Tant qu'il exerça seulement. les fonctions de kaïd el Aouasi, El hadj
Ahmed mena une vie très active au milieu des tribus dont l'administration
lui était confiée. Nommé calife ou lieutenant du bey en 1818 et obligé
de fixer alors sa résidence à Constantine, il jugea nécessaire de déblayer
et d'assainir les abords de son habitation. Il demanda et obtint facilement
la propriété de la ruine de Dar el Bechmat, pour laquelle il donna en
échange une petite maison qu'il possédait dans un autre quartier de la
ville. La masure et les décombres qui touchaient à sa demeure furent.
rasés. Sur leur emplacement, qu'il entoura de hautes et discrètes murailles,
il planta des orangers apportés de Mila, et créa le jardin qu'on voit
actuellement à gauche en entrant dans le palais.

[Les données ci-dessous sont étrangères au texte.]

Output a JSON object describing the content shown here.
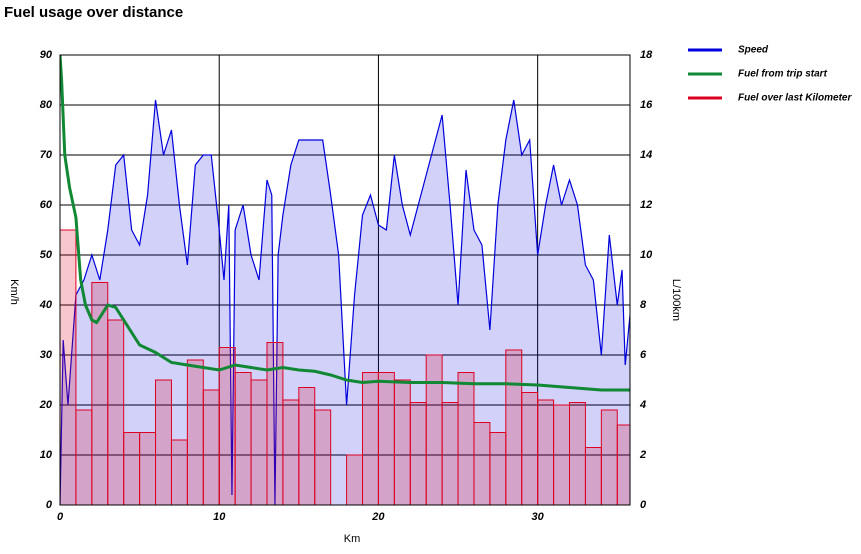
{
  "chart_data": {
    "type": "combo",
    "title": "Fuel usage over distance",
    "xlabel": "Km",
    "ylabel": "Km/h",
    "y2label": "L/100km",
    "xlim": [
      0,
      35.8
    ],
    "xticks": [
      0,
      10,
      20,
      30
    ],
    "ylim": [
      0,
      90
    ],
    "yticks": [
      0,
      10,
      20,
      30,
      40,
      50,
      60,
      70,
      80,
      90
    ],
    "y2lim": [
      0,
      18
    ],
    "y2ticks": [
      0,
      2,
      4,
      6,
      8,
      10,
      12,
      14,
      16,
      18
    ],
    "grid": true,
    "legend": "right",
    "series": [
      {
        "name": "Speed",
        "color": "#0000dd",
        "kind": "area",
        "axis": "y",
        "x": [
          0,
          0.2,
          0.5,
          1,
          1.5,
          2,
          2.5,
          3,
          3.5,
          4,
          4.5,
          5,
          5.5,
          6,
          6.5,
          7,
          7.5,
          8,
          8.5,
          9,
          9.5,
          10,
          10.3,
          10.6,
          10.8,
          11,
          11.5,
          12,
          12.5,
          13,
          13.3,
          13.5,
          13.7,
          14,
          14.5,
          15,
          15.5,
          16,
          16.5,
          17,
          17.5,
          18,
          18.5,
          19,
          19.5,
          20,
          20.5,
          21,
          21.5,
          22,
          22.5,
          23,
          23.5,
          24,
          24.5,
          25,
          25.5,
          26,
          26.5,
          27,
          27.5,
          28,
          28.5,
          29,
          29.5,
          30,
          30.5,
          31,
          31.5,
          32,
          32.5,
          33,
          33.5,
          34,
          34.5,
          35,
          35.3,
          35.5,
          35.8
        ],
        "values": [
          0,
          33,
          20,
          42,
          45,
          50,
          45,
          55,
          68,
          70,
          55,
          52,
          62,
          81,
          70,
          75,
          60,
          48,
          68,
          70,
          70,
          55,
          45,
          60,
          2,
          55,
          60,
          50,
          45,
          65,
          62,
          0,
          50,
          58,
          68,
          73,
          73,
          73,
          73,
          62,
          50,
          20,
          42,
          58,
          62,
          56,
          55,
          70,
          60,
          54,
          60,
          66,
          72,
          78,
          60,
          40,
          67,
          55,
          52,
          35,
          60,
          73,
          81,
          70,
          73,
          50,
          60,
          68,
          60,
          65,
          60,
          48,
          45,
          30,
          54,
          40,
          47,
          28,
          38
        ]
      },
      {
        "name": "Fuel from trip start",
        "color": "#118833",
        "kind": "line",
        "axis": "y2",
        "x": [
          0,
          0.1,
          0.3,
          0.6,
          1,
          1.3,
          1.6,
          2,
          2.3,
          3,
          3.5,
          4,
          5,
          6,
          7,
          8,
          9,
          10,
          11,
          12,
          13,
          14,
          15,
          16,
          17,
          18,
          19,
          20,
          22,
          24,
          26,
          28,
          30,
          32,
          34,
          35.8
        ],
        "values": [
          18,
          17,
          14,
          12.7,
          11.5,
          9,
          8,
          7.4,
          7.3,
          8,
          7.9,
          7.4,
          6.4,
          6.1,
          5.7,
          5.6,
          5.5,
          5.4,
          5.6,
          5.5,
          5.4,
          5.5,
          5.4,
          5.35,
          5.2,
          5,
          4.9,
          4.95,
          4.9,
          4.9,
          4.85,
          4.85,
          4.8,
          4.7,
          4.6,
          4.6
        ]
      },
      {
        "name": "Fuel over last Kilometer",
        "color": "#dd0022",
        "kind": "bar",
        "axis": "y2",
        "bins": [
          0,
          1,
          2,
          3,
          4,
          5,
          6,
          7,
          8,
          9,
          10,
          11,
          12,
          13,
          14,
          15,
          16,
          17,
          18,
          19,
          20,
          21,
          22,
          23,
          24,
          25,
          26,
          27,
          28,
          29,
          30,
          31,
          32,
          33,
          34,
          35,
          36
        ],
        "values": [
          11,
          3.8,
          8.9,
          7.4,
          2.9,
          2.9,
          5,
          2.6,
          5.8,
          4.6,
          6.3,
          5.3,
          5,
          6.5,
          4.2,
          4.7,
          3.8,
          0,
          2,
          5.3,
          5.3,
          5,
          4.1,
          6,
          4.1,
          5.3,
          3.3,
          2.9,
          6.2,
          4.5,
          4.2,
          4,
          4.1,
          2.3,
          3.8,
          3.2
        ]
      }
    ]
  }
}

Nommé bey de Constantine en 1826, il s'installa à Dar el Bey, vaste bâtiment
affecté depuis longtemps à la résidence officielle des gouverneurs de
la province de l'Est.
La majeure partie de sa famille et surtout sa mère, El Hadja Rekia, continuèrent
à habiter la maison de Oum-en-Noun.
Pendant son pèlerinage à la Mecque et son séjour en Égypte, il avait pu
juger de l'effet séduisant des palais orientaux. Son prédécesseur Salah
bey avait, du reste, introduit déjà le luxe de ce genre d'habitations
à Constantine : plusieurs monuments d'utilité publique et différents embellissements
y avaient été luvre de sa munificence éclairée.

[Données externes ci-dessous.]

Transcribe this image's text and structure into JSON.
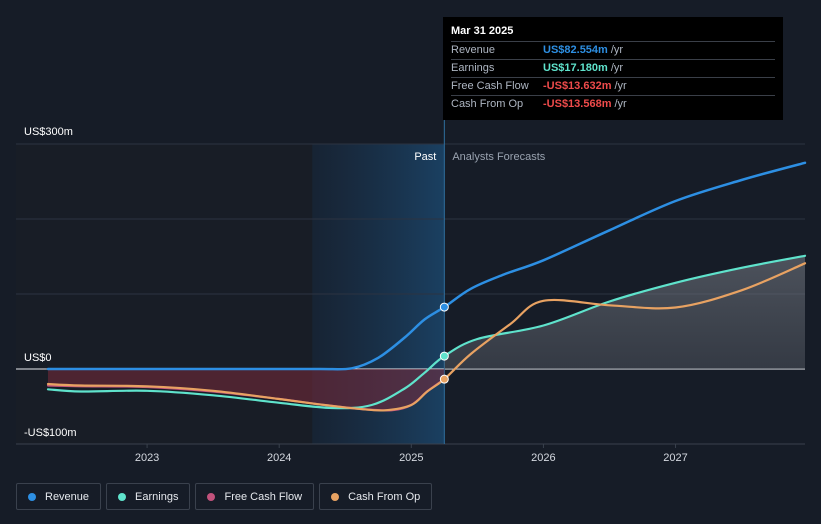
{
  "chart_data": {
    "type": "line",
    "x_ticks": [
      "2023",
      "2024",
      "2025",
      "2026",
      "2027"
    ],
    "y_ticks": [
      {
        "value": 300,
        "label": "US$300m"
      },
      {
        "value": 0,
        "label": "US$0"
      },
      {
        "value": -100,
        "label": "-US$100m"
      }
    ],
    "ylim": [
      -100,
      300
    ],
    "xlim": [
      2022.25,
      2027.98
    ],
    "zones": {
      "past": "Past",
      "forecast": "Analysts Forecasts",
      "split": 2025.25,
      "past_shade_start": 2024.25
    },
    "grid": true,
    "legend_position": "bottom",
    "series": [
      {
        "name": "Revenue",
        "key": "revenue",
        "color": "#2d8fe3",
        "points": [
          [
            2022.25,
            0
          ],
          [
            2022.8,
            0
          ],
          [
            2023.3,
            0
          ],
          [
            2023.8,
            0
          ],
          [
            2024.3,
            0
          ],
          [
            2024.55,
            1
          ],
          [
            2024.75,
            15
          ],
          [
            2024.95,
            42
          ],
          [
            2025.1,
            66
          ],
          [
            2025.25,
            82.554
          ],
          [
            2025.45,
            107
          ],
          [
            2025.7,
            126
          ],
          [
            2026.0,
            145
          ],
          [
            2026.5,
            185
          ],
          [
            2027.0,
            224
          ],
          [
            2027.5,
            252
          ],
          [
            2027.98,
            275
          ]
        ]
      },
      {
        "name": "Earnings",
        "key": "earnings",
        "color": "#5fe3cc",
        "points": [
          [
            2022.25,
            -27
          ],
          [
            2022.5,
            -30
          ],
          [
            2023.0,
            -29
          ],
          [
            2023.5,
            -35
          ],
          [
            2024.0,
            -45
          ],
          [
            2024.4,
            -52
          ],
          [
            2024.7,
            -48
          ],
          [
            2024.95,
            -26
          ],
          [
            2025.1,
            -5
          ],
          [
            2025.25,
            17.18
          ],
          [
            2025.5,
            40
          ],
          [
            2026.0,
            58
          ],
          [
            2026.5,
            90
          ],
          [
            2027.0,
            115
          ],
          [
            2027.5,
            135
          ],
          [
            2027.98,
            151
          ]
        ]
      },
      {
        "name": "Free Cash Flow",
        "key": "fcf",
        "color": "#c2527c",
        "points": [
          [
            2022.25,
            -22
          ],
          [
            2022.5,
            -23
          ],
          [
            2023.0,
            -24
          ],
          [
            2023.5,
            -30
          ],
          [
            2024.0,
            -40
          ],
          [
            2024.3,
            -47
          ],
          [
            2024.6,
            -53
          ],
          [
            2024.85,
            -55
          ],
          [
            2025.0,
            -48
          ],
          [
            2025.12,
            -30
          ],
          [
            2025.25,
            -13.632
          ]
        ]
      },
      {
        "name": "Cash From Op",
        "key": "cfo",
        "color": "#e8a262",
        "points": [
          [
            2022.25,
            -20
          ],
          [
            2022.5,
            -22
          ],
          [
            2023.0,
            -23
          ],
          [
            2023.5,
            -29
          ],
          [
            2024.0,
            -40
          ],
          [
            2024.3,
            -47
          ],
          [
            2024.6,
            -53
          ],
          [
            2024.8,
            -55
          ],
          [
            2025.0,
            -48
          ],
          [
            2025.12,
            -30
          ],
          [
            2025.25,
            -13.568
          ],
          [
            2025.45,
            20
          ],
          [
            2025.75,
            60
          ],
          [
            2026.0,
            91
          ],
          [
            2026.5,
            85
          ],
          [
            2027.0,
            82
          ],
          [
            2027.5,
            105
          ],
          [
            2027.98,
            141
          ]
        ]
      }
    ]
  },
  "tooltip": {
    "date": "Mar 31 2025",
    "rows": [
      {
        "label": "Revenue",
        "value": "US$82.554m",
        "unit": "/yr",
        "color": "#2d8fe3"
      },
      {
        "label": "Earnings",
        "value": "US$17.180m",
        "unit": "/yr",
        "color": "#5fe3cc"
      },
      {
        "label": "Free Cash Flow",
        "value": "-US$13.632m",
        "unit": "/yr",
        "color": "#ef4b4b"
      },
      {
        "label": "Cash From Op",
        "value": "-US$13.568m",
        "unit": "/yr",
        "color": "#ef4b4b"
      }
    ]
  },
  "legend": [
    {
      "label": "Revenue",
      "color": "#2d8fe3"
    },
    {
      "label": "Earnings",
      "color": "#5fe3cc"
    },
    {
      "label": "Free Cash Flow",
      "color": "#c2527c"
    },
    {
      "label": "Cash From Op",
      "color": "#e8a262"
    }
  ]
}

El Hadj Ahmed, à son tour, ne voulut rien épargner pour se construire
un logis dont la splendeur fût à la hauteur de son orgueil. De gré ou
de force, il commença par se faire céder, à l'aide de ventes ou par voie
d'échanges, plusieurs maisons voisines de Dar-oum-en-Noun, afin de donner
plus d'étendue à son futur palais.
L'exemple suivant donne une idée des expédients odieux qu'il employa.

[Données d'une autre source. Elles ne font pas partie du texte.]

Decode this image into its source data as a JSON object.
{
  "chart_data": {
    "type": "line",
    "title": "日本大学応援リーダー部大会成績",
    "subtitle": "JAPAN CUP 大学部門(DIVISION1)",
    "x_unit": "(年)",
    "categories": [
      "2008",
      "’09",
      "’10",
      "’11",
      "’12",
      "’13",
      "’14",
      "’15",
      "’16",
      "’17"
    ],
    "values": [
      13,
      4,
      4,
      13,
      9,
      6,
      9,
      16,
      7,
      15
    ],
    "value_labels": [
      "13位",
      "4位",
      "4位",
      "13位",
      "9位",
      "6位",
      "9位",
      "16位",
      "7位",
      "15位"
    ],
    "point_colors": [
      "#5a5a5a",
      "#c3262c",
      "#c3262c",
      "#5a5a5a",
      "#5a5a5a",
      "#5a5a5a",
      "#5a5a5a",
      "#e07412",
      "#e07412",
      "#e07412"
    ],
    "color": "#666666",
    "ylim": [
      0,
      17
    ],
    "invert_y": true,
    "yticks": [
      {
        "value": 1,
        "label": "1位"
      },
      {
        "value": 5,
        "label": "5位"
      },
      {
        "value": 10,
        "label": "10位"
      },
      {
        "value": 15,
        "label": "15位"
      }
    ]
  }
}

Une vieille femme, née dans la maison qu'elle habitait et qui tenait à
y finir ses jours, ne voulut s'en défaire à aucun prix. En présence de
cette obstination, le bey la fit enfermer chez lui, dans une étroite prison
et la priva progressivement d'air et de lumière. Elle résista quelque
temps, mais il fallut bien qu'elle cédât à la violence ; un taleb complaisant
rédigea une déclaration par laquelle la cession de l'immeuble convoité
était consentie, La pauvre vieille femme, exténuée par les privations
de tout genre qu'elle avait souffertes, n'obtint sa liberté qu'en promettant
de ne plus remettre jamais les pieds à Constantine. Elle fut conduite
en Kabylie où elle ne tarda pas à mourir de misère.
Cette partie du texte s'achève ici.